Jeder dritte Deutsche erkennt Falschnachrichten nicht, hält sie für eine echte Information. Das ist das Ergebnis einer Online-Befragung von 4.000 Teilnehmern über 18 Jahren durch die Denkfabrik "Stiftung Neue Verantwortung". Fake News sind also auch in Demokratien mit hohen Bildungsstandards ein echtes Problem. Für diese Erkenntnis genügt eigentlich schon der tägliche Blick in die sozialen Netzwerke: Dort wimmelt es nur so von falschen Behauptungen, Gerüchten sowie bewusster Desinformation - die meisten davon inzwischen zur COVID-19-Pandemie und den Impfungen. Kein Wunder also, dass zwei Drittel der DW Faktencheck-Beiträge 2021 diesem Thema gewidmet waren. Hier unsere Auswahl von zehn der krassesten Fakes, die in diesem Jahr viral gingen. 

Nein, Corona-Impfungen machen Frauen nicht unfruchtbar

In zahlreichen Videos oder Meldungen wurde behauptet, dass sich die nach der Impfung gebildeten Antikörper nicht nur an das Spike-Protein des Coronavirus, sondern auch an ein ähnliches Protein namens Syncytin-1 heften können. Dieses Protein spielt eine Rolle beim Aufbau der Plazenta in der Gebärmutter. Werde dieses Protein durch die Immunantwort nach der Impfung gehemmt, führe dies zu Unfruchtbarkeit, so die Argumentation. Aber das ist falsch. 

Die DW stellte mithilfe von Udo Markert, Leiter des Plazentalabors am Universitätsklinikum Jena, in einem Faktencheck fest, dass die Ähnlichkeit der beiden Proteine viel zu gering ist, um die Unfruchtbarkeit als Folge der Impfung zu verursachen. Den Zusammenhang zwischen der Corona-Impfung und der Fruchtbarkeit haben auch die Wissenschaftler der British Fertility Society ausgeschlossen. 

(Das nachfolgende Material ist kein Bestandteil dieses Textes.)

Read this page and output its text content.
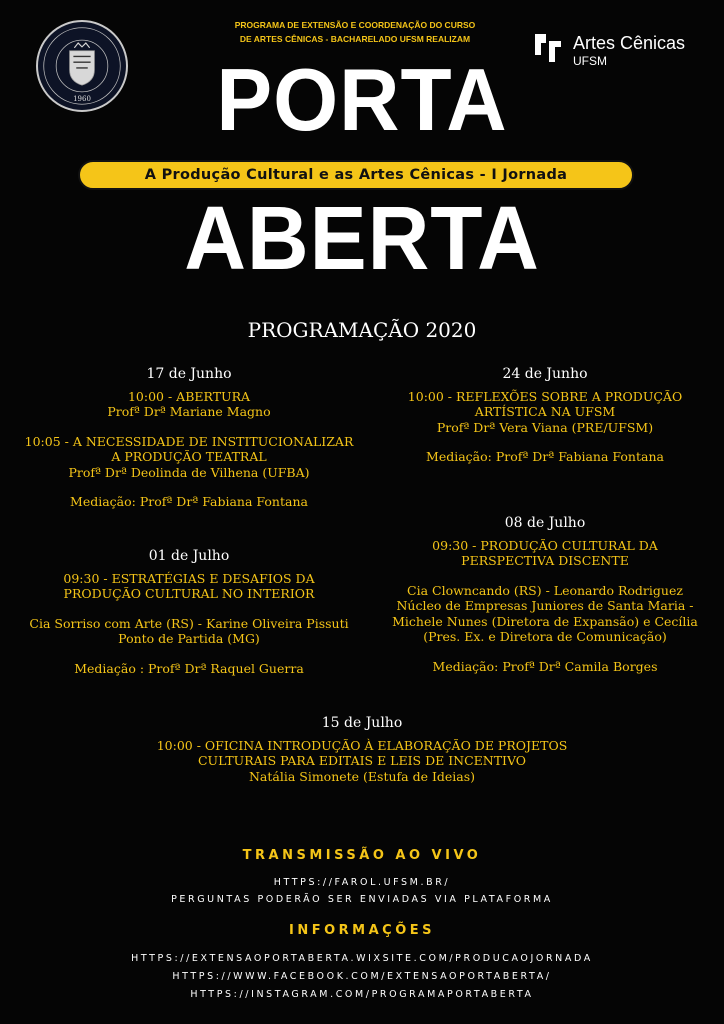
1960
PROGRAMA DE EXTENSÃO E COORDENAÇÃO DO CURSO
DE ARTES CÊNICAS - BACHARELADO UFSM REALIZAM	Artes Cênicas
UFSM
PORTA
A Produção Cultural e as Artes Cênicas - I Jornada
ABERTA
PROGRAMAÇÃO 2020
17 de Junho
10:00 - ABERTURA
Profª Drª Mariane Magno
10:05 - A NECESSIDADE DE INSTITUCIONALIZAR
A PRODUÇÃO TEATRAL
Profª Drª Deolinda de Vilhena (UFBA)
Mediação: Profª Drª Fabiana Fontana
01 de Julho
09:30 - ESTRATÉGIAS E DESAFIOS DA
PRODUÇÃO CULTURAL NO INTERIOR
Cia Sorriso com Arte (RS) - Karine Oliveira Pissuti
Ponto de Partida (MG)
Mediação : Profª Drª Raquel Guerra
24 de Junho
10:00 - REFLEXÕES SOBRE A PRODUÇÃO
ARTÍSTICA NA UFSM
Profª Drª Vera Viana (PRE/UFSM)
Mediação: Profª Drª Fabiana Fontana
08 de Julho
09:30 - PRODUÇÃO CULTURAL DA
PERSPECTIVA DISCENTE
Cia Clowncando (RS) - Leonardo Rodriguez
Núcleo de Empresas Juniores de Santa Maria -
Michele Nunes (Diretora de Expansão) e Cecília
(Pres. Ex. e Diretora de Comunicação)
Mediação: Profª Drª Camila Borges
15 de Julho
10:00 - OFICINA INTRODUÇÃO À ELABORAÇÃO DE PROJETOS
CULTURAIS PARA EDITAIS E LEIS DE INCENTIVO
Natália Simonete (Estufa de Ideias)
TRANSMISSÃO AO VIVO
HTTPS://FAROL.UFSM.BR/
PERGUNTAS PODERÃO SER ENVIADAS VIA PLATAFORMA
INFORMAÇÕES
HTTPS://EXTENSAOPORTABERTA.WIXSITE.COM/PRODUCAOJORNADA
HTTPS://WWW.FACEBOOK.COM/EXTENSAOPORTABERTA/
HTTPS://INSTAGRAM.COM/PROGRAMAPORTABERTA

Nein, die Impfstoffe haben die Delta-Variante nicht verursacht

Angesichts der Verbreitung neuer Varianten des Coronavirus wie Delta oder Omikron mehren sich die Behauptungen, dass solche Entwicklung von den durchgeführten Impfungen begünstigt wird. Das Faktencheck-Team hat sich mit der Entstehung der Virus-Varianten ausführlich auseinandergesetzt. Fazit: Die Viren mutieren ständigund die stärkere Variante, die beispielsweise infektiöser ist, setzt sich in der Regel durch. Dabei sind es nach Meinung führender Virologen nicht die Geimpften, die die neuen Varianten des Virus ausbrüten oder entstehen lassen, sondern die infizierten Ungeimpften mit geschwächter Immunabwehr in den Ländern mit der niedrigen Impfquote.

Nein, mRNA-Impfstoffe verändern die menschliche DNA nicht

Den neuartigen mRNA-Impfstoffen von Moderna und BioNTech/Pfizer wurde immer wieder von Internetnutzern oder selbsternannten Experten nachgesagt, sie würden die menschliche DNA verändern. Aber das ist falsch. Kurz gesagt: mRNA-Impfstoffe gelangen nicht in den Zellkern und nur dort könnten sie theoretisch die DNA verändern, wie auch unser Video-Faktencheck erklärt. 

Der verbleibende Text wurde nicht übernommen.